The overlaid white line represents the national homicide rate for that quarter.

Note: The maps and visualizations presented here are optimized for desktop viewing and may not function correctly on mobile devices. They may be shared and embedded with attribution.


The data tells two stories, one that is familiar and popular, and another that is more complicated. The first is that, as organized criminal groups splintered and became more powerful in more places, violence in Mexico increased. Simply put, more groups with more presence was followed by more homicides nationwide. This appears clearly here, particularly with the 2008 Sinaloa Cartel schism that created the independent Beltrán Leyva Organization and the 2010 Gulf Cartel schism that led to the independent Zetas. The former marked the start of a dramatically increasing rate of violence, the latter a moment when killings reached almost unimaginable levels. This is an oft-recounted narrative of the drug war.

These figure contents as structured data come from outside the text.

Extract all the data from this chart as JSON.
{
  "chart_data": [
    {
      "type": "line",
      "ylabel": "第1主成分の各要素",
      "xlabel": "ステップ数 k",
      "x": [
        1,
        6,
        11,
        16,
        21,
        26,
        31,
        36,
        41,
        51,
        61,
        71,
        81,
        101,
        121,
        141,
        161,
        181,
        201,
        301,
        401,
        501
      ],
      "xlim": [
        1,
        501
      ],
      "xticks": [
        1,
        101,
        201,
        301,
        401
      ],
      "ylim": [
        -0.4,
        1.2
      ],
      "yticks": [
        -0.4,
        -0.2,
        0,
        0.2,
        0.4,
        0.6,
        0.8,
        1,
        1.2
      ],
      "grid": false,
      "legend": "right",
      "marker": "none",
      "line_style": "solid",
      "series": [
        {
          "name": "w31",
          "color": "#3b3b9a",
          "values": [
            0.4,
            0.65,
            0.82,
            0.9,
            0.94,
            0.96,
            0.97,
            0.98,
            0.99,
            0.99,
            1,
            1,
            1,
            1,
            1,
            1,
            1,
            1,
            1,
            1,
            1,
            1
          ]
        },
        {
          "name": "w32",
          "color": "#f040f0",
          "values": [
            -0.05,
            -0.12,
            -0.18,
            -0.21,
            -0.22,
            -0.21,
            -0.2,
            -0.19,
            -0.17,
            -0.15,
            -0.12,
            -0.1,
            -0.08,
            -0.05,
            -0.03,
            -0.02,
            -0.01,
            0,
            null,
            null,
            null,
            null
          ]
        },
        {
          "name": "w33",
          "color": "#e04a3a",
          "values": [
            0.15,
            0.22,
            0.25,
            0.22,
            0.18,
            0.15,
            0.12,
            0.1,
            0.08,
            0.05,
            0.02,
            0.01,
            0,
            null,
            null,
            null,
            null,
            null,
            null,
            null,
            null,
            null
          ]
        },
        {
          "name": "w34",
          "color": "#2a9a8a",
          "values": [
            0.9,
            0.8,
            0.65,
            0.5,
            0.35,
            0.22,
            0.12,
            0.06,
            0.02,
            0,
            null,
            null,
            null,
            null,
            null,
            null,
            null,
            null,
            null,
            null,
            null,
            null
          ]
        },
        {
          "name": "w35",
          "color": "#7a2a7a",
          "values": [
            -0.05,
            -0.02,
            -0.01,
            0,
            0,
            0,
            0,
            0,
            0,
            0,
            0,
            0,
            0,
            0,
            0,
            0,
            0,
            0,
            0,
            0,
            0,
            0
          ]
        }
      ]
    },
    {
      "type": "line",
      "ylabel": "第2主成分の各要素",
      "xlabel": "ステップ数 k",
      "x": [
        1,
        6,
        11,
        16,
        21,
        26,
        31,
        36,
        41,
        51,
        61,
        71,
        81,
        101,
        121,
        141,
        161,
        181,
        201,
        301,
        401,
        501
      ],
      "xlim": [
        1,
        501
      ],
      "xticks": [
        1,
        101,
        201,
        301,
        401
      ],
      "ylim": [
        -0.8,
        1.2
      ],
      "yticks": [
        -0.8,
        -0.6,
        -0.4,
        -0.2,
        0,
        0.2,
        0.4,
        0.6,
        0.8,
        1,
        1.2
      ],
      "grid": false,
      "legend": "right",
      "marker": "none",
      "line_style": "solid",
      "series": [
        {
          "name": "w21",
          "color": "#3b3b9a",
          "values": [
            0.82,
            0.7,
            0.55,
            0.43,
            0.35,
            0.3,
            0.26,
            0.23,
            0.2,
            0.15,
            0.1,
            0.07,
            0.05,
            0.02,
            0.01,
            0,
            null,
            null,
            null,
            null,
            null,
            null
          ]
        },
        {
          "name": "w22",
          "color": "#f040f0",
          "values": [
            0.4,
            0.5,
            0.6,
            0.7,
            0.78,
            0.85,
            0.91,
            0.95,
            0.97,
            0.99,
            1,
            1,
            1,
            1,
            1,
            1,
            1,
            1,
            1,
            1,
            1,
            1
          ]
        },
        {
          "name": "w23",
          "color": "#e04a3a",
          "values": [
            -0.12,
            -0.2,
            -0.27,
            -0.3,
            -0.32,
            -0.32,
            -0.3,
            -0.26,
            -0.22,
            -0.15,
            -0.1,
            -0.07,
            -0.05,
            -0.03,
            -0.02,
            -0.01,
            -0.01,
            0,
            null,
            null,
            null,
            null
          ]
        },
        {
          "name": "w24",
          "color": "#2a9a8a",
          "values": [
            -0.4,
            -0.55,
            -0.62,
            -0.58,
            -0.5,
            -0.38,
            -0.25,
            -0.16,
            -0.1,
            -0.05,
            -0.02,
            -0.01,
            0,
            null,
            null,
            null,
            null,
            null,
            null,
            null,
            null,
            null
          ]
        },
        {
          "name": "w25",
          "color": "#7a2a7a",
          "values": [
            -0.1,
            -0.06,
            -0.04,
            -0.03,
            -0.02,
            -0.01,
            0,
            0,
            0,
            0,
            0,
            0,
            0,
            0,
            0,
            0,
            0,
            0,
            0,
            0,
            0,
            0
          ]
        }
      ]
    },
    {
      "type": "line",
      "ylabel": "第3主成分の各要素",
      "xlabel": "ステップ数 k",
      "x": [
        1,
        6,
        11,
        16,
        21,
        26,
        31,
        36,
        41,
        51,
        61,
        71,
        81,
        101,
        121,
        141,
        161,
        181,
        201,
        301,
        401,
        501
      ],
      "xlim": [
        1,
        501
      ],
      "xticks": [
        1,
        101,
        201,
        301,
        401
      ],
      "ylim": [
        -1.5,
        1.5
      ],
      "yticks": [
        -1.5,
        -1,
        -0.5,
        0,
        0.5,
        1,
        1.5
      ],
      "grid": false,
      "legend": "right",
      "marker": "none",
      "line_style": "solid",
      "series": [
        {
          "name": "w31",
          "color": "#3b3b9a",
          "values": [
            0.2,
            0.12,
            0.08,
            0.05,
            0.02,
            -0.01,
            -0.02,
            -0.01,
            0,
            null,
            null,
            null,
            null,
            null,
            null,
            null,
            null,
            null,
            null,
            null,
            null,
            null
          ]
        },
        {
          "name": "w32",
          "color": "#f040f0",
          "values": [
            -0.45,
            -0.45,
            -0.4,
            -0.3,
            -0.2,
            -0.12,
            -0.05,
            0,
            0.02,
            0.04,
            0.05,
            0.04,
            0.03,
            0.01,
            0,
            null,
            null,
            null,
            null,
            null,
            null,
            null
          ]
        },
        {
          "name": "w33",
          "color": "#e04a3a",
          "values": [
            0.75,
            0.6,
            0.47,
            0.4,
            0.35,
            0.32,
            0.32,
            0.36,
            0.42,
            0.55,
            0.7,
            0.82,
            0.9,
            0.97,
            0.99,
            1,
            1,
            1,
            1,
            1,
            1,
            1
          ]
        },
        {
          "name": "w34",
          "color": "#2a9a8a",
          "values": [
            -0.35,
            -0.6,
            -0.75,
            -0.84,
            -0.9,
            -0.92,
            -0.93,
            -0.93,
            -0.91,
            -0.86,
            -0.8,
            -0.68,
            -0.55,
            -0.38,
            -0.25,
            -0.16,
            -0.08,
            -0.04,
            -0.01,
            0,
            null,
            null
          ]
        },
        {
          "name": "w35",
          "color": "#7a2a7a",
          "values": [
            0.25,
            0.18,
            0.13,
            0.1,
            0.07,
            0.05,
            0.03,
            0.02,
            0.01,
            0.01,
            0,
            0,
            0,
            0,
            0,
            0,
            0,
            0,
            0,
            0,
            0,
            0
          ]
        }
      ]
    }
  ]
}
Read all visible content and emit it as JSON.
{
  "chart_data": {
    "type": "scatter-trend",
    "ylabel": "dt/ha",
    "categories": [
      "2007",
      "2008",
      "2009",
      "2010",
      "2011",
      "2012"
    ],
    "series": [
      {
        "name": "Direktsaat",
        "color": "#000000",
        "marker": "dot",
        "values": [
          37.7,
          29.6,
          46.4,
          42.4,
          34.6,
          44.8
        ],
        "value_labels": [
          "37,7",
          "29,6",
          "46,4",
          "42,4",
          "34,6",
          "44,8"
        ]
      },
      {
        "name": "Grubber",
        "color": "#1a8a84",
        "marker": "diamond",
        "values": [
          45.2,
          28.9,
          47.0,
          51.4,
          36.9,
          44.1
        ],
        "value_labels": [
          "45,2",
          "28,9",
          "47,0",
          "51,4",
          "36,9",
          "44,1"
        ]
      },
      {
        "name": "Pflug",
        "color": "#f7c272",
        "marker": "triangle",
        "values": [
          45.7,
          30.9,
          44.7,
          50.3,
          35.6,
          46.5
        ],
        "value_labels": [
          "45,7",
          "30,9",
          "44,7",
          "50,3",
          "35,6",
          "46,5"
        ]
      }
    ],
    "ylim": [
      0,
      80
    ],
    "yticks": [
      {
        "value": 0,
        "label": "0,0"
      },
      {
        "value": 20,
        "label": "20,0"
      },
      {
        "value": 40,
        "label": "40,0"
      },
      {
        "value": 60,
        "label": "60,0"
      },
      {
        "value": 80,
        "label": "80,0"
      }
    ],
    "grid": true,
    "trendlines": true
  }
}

The second story emerges in 2012, when homicides decrease or hold steady, without any especially dramatic changes, despite continual fragmentation and a steady increase in the number of criminal groups, particularly after 2013. The sheer number of groups increased, but their combined footprint across Mexican states decreased, and with it the levels of overall violence. This story challenges the narrative that the fragmentation of groups necessarily produced violence and that enforcement strategies that produced it were complete failures. Rather, it suggests a more complex picture where the specific characteristics of groups and the particular contours of enforcement can shape better or worse outcomes.